Discipline: Biological Sciences
Subcategory: Cell and Molecular Biology
Jamie Binns - Talladega College
Co-Author(s): James J. Galligan and Hui Xu, Michigan State University, East Lansing, MI
Hypertension is a commonly diagnosed cardiovascular disorder affecting Americans. Studies have shown links between obesity and hypertension. Obesity associated hypertension in rodent models is commonly associated with increased sympathetic activity and altered vascular reactivity to sympathetic neurotransmitters. As higher vascular reactivity to sympathetic neurotransmitters causes arterial constriction, increases vascular peripheral resistance, and blood pressure, I hypothesized that obesity may increase the arterial responses to sympathetic neurotransmitters (norepinephrine, NE; and ATP), which could also contribute to obesity associated hypertension. Male Sprague-Dawley rats were placed on high fat diet (HFD, 60% kcal n=5) or normal-fat diet (NFD; 10% kcal from fat n=5) for 20-22 weeks after weaning (3 weeks of age). Compared with NFD rats, HFD rats were obese (836±39g vs 617±144g, P<0.05), but not hypertensive (MAP, 108±1 mmHg vs 107±6 mmHg, P>0.05, measured by radiotelemeter). NE and ATP-induced arterial constrictions were determined in cannulated and pressurized small mesenteric arterial (~300 m inner diameter, 60 mmHg) from HFD and NFD rats in vitro. Vessels were constantly perfused with oxygenized (21% O2) and heated (36ºC) Kreb’s buffer. Drug-induced percentage changes in arterial inner diameter were recorded using Diametrack software. Concentration response curves for NE and ATP were plotted and the EC50 values of each drug (the concentration of a drug that gives half-maximal response) were calculated using Origin software. NE-induced maximal constriction and pD2 (EC50) were 89.±22% and 6.2±0.35 (n=4) in NFD rats; 94.% and 6.8 (n=1) in HFD rat. ATP-induced maximal constriction and pD2 (EC50) were 44.% and 1.2 (n=1) in NFD rats; 72.% and 3.8 (n=1) in HFD rat. My studies indicated that obesity may not be necessarily correlated with hypertension in rats. The conclusions of altered arterial reactivity to neurotransmitter cannot be made from my current studies, due to the lower animal numbers in HFD rats.

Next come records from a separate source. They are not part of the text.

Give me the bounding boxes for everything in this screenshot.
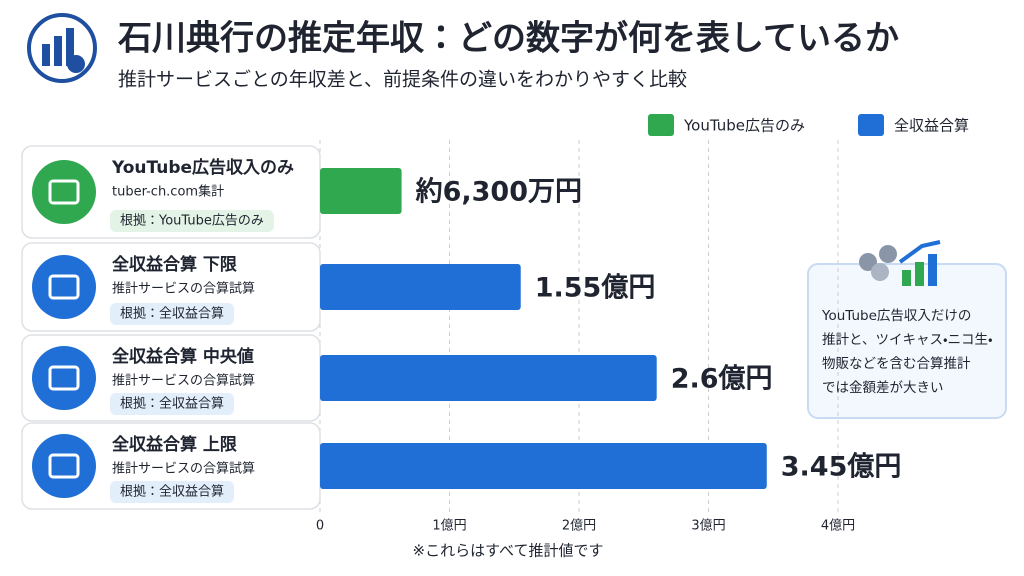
- bar: [320, 168, 402, 214]
- card-icon-glyph: [48, 274, 80, 300]
- category-badge-label: 根拠：YouTube広告のみ: [120, 214, 264, 229]
- category-badge: [110, 393, 235, 415]
- category-badge-label: 根拠：全収益合算: [120, 307, 224, 322]
- note-line: では金額差が大きい: [822, 380, 944, 396]
- x-tick-label: 3億円: [691, 519, 725, 534]
- category-badge: [110, 210, 274, 232]
- bar: [320, 264, 521, 310]
- value-label: 約6,300万円: [415, 177, 582, 208]
- category-source: tuber-ch.com集計: [112, 184, 224, 200]
- logo: [27, 13, 97, 83]
- bar: [320, 355, 657, 401]
- category-label: 全収益合算 下限: [112, 254, 237, 275]
- category-source: 推計サービスの合算試算: [112, 461, 255, 477]
- legend-swatch: [858, 114, 884, 136]
- legend-swatch: [648, 114, 674, 136]
- card-icon-glyph: [48, 453, 80, 479]
- category-badge-label: 根拠：全収益合算: [120, 485, 224, 500]
- category-badge: [110, 303, 235, 325]
- x-tick-label: 2億円: [562, 519, 596, 534]
- category-label: YouTube広告収入のみ: [111, 157, 294, 178]
- title: 石川典行の推定年収：どの数字が何を表しているか: [117, 19, 899, 59]
- category-badge: [110, 481, 235, 503]
- category-card: YouTube広告収入のみ tuber-ch.com集計根拠：YouTube広告の…: [21, 145, 321, 239]
- category-badge-label: 根拠：全収益合算: [120, 397, 224, 412]
- note-line: 物販などを含む合算推計: [822, 356, 971, 372]
- legend-label: 全収益合算: [894, 117, 969, 135]
- value-label: 1.55億円: [535, 273, 656, 304]
- category-source: 推計サービスの合算試算: [112, 373, 255, 389]
- card-icon-glyph: [48, 365, 80, 391]
- x-tick-label: 0: [316, 519, 324, 534]
- note-box: [807, 240, 1007, 419]
- category-label: 全収益合算 上限: [112, 434, 237, 455]
- card-icon: [32, 434, 96, 498]
- card-icon: [32, 346, 96, 410]
- subtitle: 推計サービスごとの年収差と、前提条件の違いをわかりやすく比較: [118, 69, 687, 91]
- card-icon: [32, 160, 96, 224]
- value-label: 3.45億円: [781, 452, 902, 483]
- note-line: 推計と、ツイキャス・ニコ生・: [822, 332, 993, 348]
- x-tick-label: 4億円: [821, 519, 855, 534]
- bar: [320, 443, 767, 489]
- card-icon: [32, 255, 96, 319]
- value-label: 2.6億円: [671, 364, 773, 395]
- x-tick-label: 1億円: [432, 519, 466, 534]
- legend-label: YouTube広告のみ: [683, 117, 805, 135]
- note-line: YouTube広告収入だけの: [821, 308, 971, 324]
- card-icon-glyph: [48, 179, 80, 205]
- footnote: ※これらはすべて推計値です: [413, 542, 604, 560]
- category-label: 全収益合算 中央値: [112, 346, 254, 367]
- category-source: 推計サービスの合算試算: [112, 281, 255, 297]
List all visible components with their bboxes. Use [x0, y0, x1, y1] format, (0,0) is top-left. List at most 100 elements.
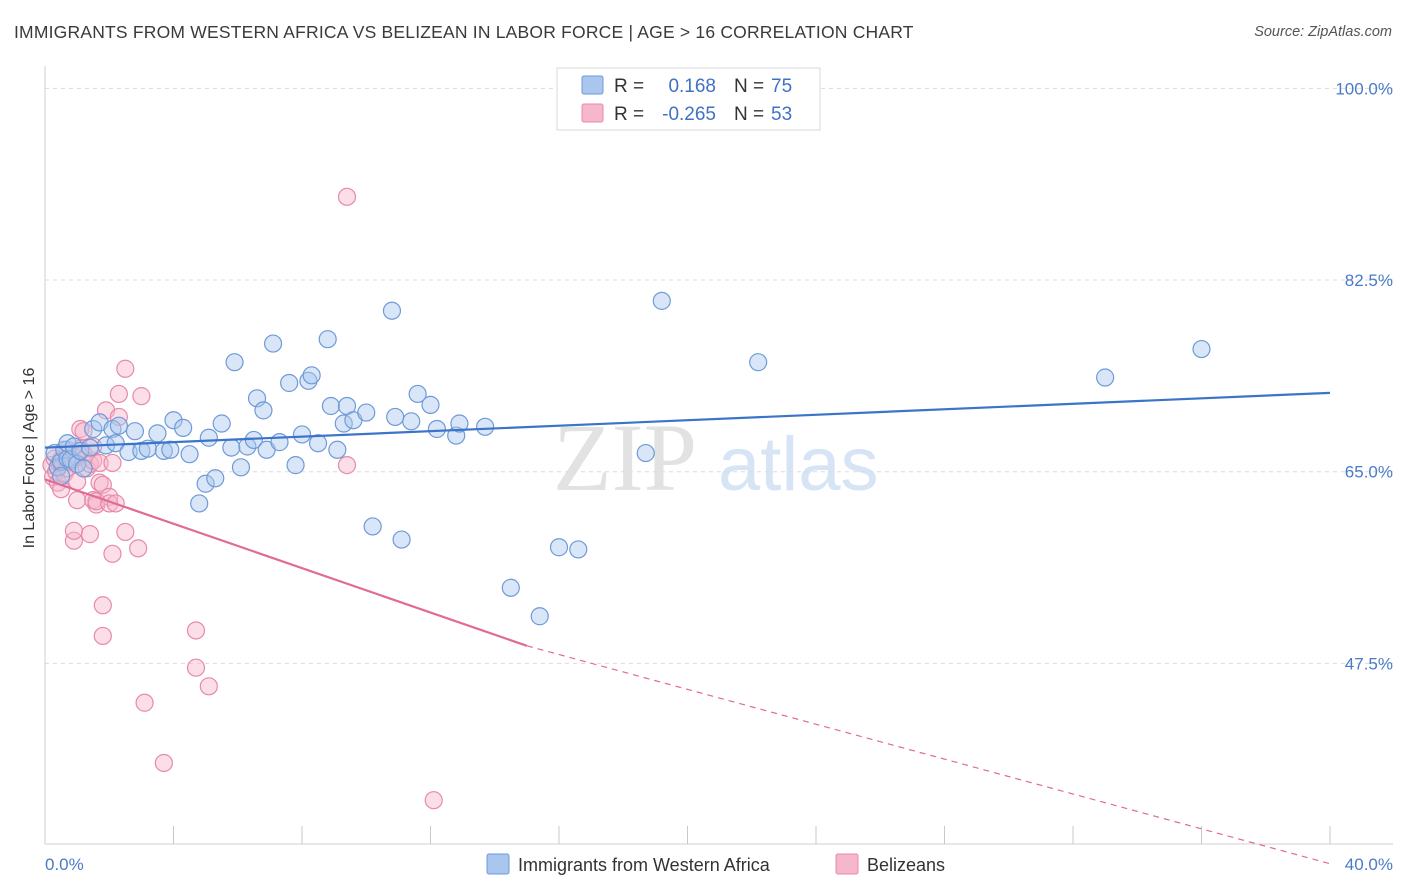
western-africa-point-50: [318, 330, 337, 349]
western-africa-point-59: [386, 407, 405, 427]
western-africa-point-32: [206, 469, 225, 488]
belizean-point-14: [68, 491, 87, 510]
western-africa-point-74: [749, 353, 768, 372]
western-africa-point-66: [450, 414, 469, 433]
x-tick-labels: 0.0% 40.0%: [45, 855, 1393, 874]
belizean-point-42: [116, 522, 135, 542]
y-tick-labels: 47.5% 65.0% 82.5% 100.0%: [1335, 79, 1393, 673]
belizean-points: [42, 187, 443, 810]
trend-lines: [44, 391, 1331, 865]
x-tick-label-min: 0.0%: [45, 855, 84, 874]
western-africa-point-33: [212, 414, 231, 433]
belizean-point-31: [93, 596, 112, 615]
western-africa-point-31: [199, 428, 218, 447]
western-africa-point-23: [148, 424, 167, 443]
western-africa-point-60: [392, 530, 411, 549]
western-africa-point-49: [308, 434, 328, 453]
bottom-legend-label-pink: Belizeans: [867, 855, 945, 875]
belizean-point-12: [64, 531, 84, 550]
western-africa-point-63: [421, 395, 440, 414]
bottom-legend-swatch-blue: [486, 853, 510, 875]
western-africa-point-30: [196, 474, 215, 493]
western-africa-point-26: [164, 411, 183, 430]
western-africa-point-67: [476, 417, 495, 436]
belizean-point-53: [424, 791, 443, 810]
belizean-point-6: [51, 480, 71, 499]
western-africa-point-13: [84, 419, 103, 439]
axes: [44, 66, 1393, 845]
western-africa-point-42: [263, 334, 283, 353]
y-tick-label-1: 65.0%: [1345, 463, 1393, 482]
bottom-legend-label-blue: Immigrants from Western Africa: [518, 855, 771, 875]
western-africa-point-72: [636, 443, 655, 463]
western-africa-point-18: [109, 416, 128, 435]
western-africa-trend-line: [44, 391, 1331, 449]
legend-r-value-pink: -0.265: [662, 104, 716, 125]
y-tick-label-3: 100.0%: [1335, 79, 1393, 98]
western-africa-point-68: [501, 578, 520, 597]
legend-n-value-blue: 75: [771, 76, 792, 97]
western-africa-point-28: [180, 445, 199, 464]
western-africa-point-71: [569, 540, 588, 559]
belizean-point-48: [186, 621, 206, 640]
belizean-point-46: [135, 693, 154, 712]
western-africa-point-64: [427, 419, 447, 439]
legend-r-label-pink: R =: [614, 104, 644, 125]
correlation-legend: R = 0.168 N = 75 R = -0.265 N = 53: [556, 67, 821, 131]
source-credit: Source: ZipAtlas.com: [1254, 24, 1392, 40]
belizean-point-22: [80, 525, 100, 544]
y-tick-label-2: 82.5%: [1345, 271, 1393, 290]
western-africa-point-69: [530, 607, 549, 626]
belizean-point-51: [337, 456, 357, 475]
western-africa-point-57: [363, 517, 382, 536]
gridlines: [45, 87, 1393, 664]
legend-swatch-blue: [581, 75, 604, 95]
western-africa-point-44: [280, 373, 299, 393]
chart-title: IMMIGRANTS FROM WESTERN AFRICA VS BELIZE…: [14, 22, 914, 42]
belizean-point-29: [90, 473, 109, 492]
belizean-point-13: [64, 521, 84, 540]
belizean-point-18: [71, 419, 90, 439]
belizean-point-38: [103, 453, 122, 473]
western-africa-point-27: [174, 418, 193, 437]
western-africa-point-12: [80, 438, 100, 457]
series-legend: Immigrants from Western Africa Belizeans: [486, 853, 945, 875]
belizean-trend-extension: [526, 645, 1331, 865]
western-africa-point-62: [408, 384, 427, 404]
western-africa-point-35: [225, 353, 244, 372]
belizean-point-32: [93, 626, 112, 646]
belizean-point-43: [116, 359, 135, 378]
western-africa-point-36: [231, 458, 251, 477]
western-africa-point-61: [402, 412, 421, 431]
x-tick-label-max: 40.0%: [1345, 855, 1393, 874]
belizean-point-45: [132, 387, 151, 406]
legend-n-label-pink: N =: [734, 104, 764, 125]
western-africa-point-29: [190, 494, 209, 513]
belizean-point-30: [90, 453, 109, 473]
belizean-trend-line: [44, 478, 528, 647]
western-africa-point-73: [652, 291, 671, 310]
bottom-legend-swatch-pink: [835, 853, 859, 875]
western-africa-point-76: [1192, 339, 1211, 359]
legend-swatch-pink: [581, 103, 604, 123]
western-africa-point-48: [302, 366, 321, 385]
belizean-point-50: [199, 677, 218, 696]
y-tick-label-0: 47.5%: [1345, 654, 1393, 673]
western-africa-point-45: [286, 456, 305, 475]
western-africa-point-25: [161, 440, 180, 459]
western-africa-point-56: [357, 403, 376, 422]
belizean-point-52: [337, 187, 357, 206]
western-africa-point-20: [125, 422, 145, 441]
western-africa-points: [45, 291, 1211, 626]
belizean-point-37: [103, 544, 122, 563]
legend-r-label-blue: R =: [614, 76, 644, 97]
y-axis-title: In Labor Force | Age > 16: [21, 368, 38, 549]
western-africa-point-43: [270, 433, 289, 452]
western-africa-point-34: [222, 438, 241, 457]
western-africa-point-46: [292, 425, 312, 444]
western-africa-point-11: [74, 459, 93, 478]
western-africa-point-70: [549, 538, 569, 557]
legend-r-value-blue: 0.168: [668, 76, 716, 97]
western-africa-point-75: [1096, 368, 1115, 387]
watermark-atlas: atlas: [718, 422, 879, 507]
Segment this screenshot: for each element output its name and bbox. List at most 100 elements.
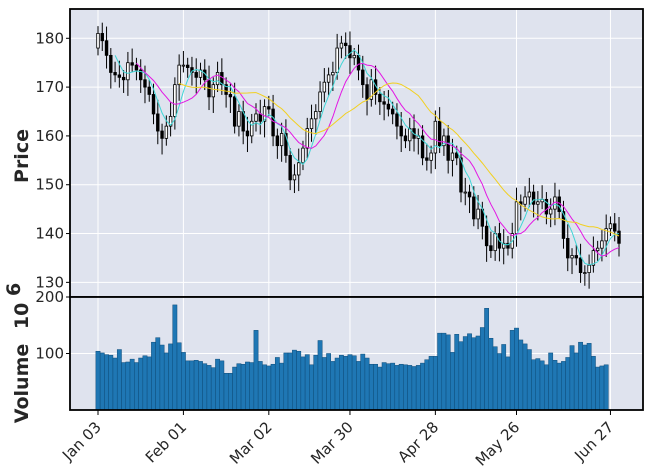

Funder Acknowledgement(s): NIH R25HL103156; NIH2P01HL070687-11A1
Faculty Advisor: Hui Xu, email@example.com
Role: I enjoyed the opportunity to work in such a prestigious laboratory at Michigan State University, Dr. James Galligan's Blood Vessel Lab. As a student attending a small college, resources are limited. It was rewarding to practice some of the concepts that I had been theoretically taught. Being able to practice and learn the needed skills and techniques provided me greater insight into my specific research.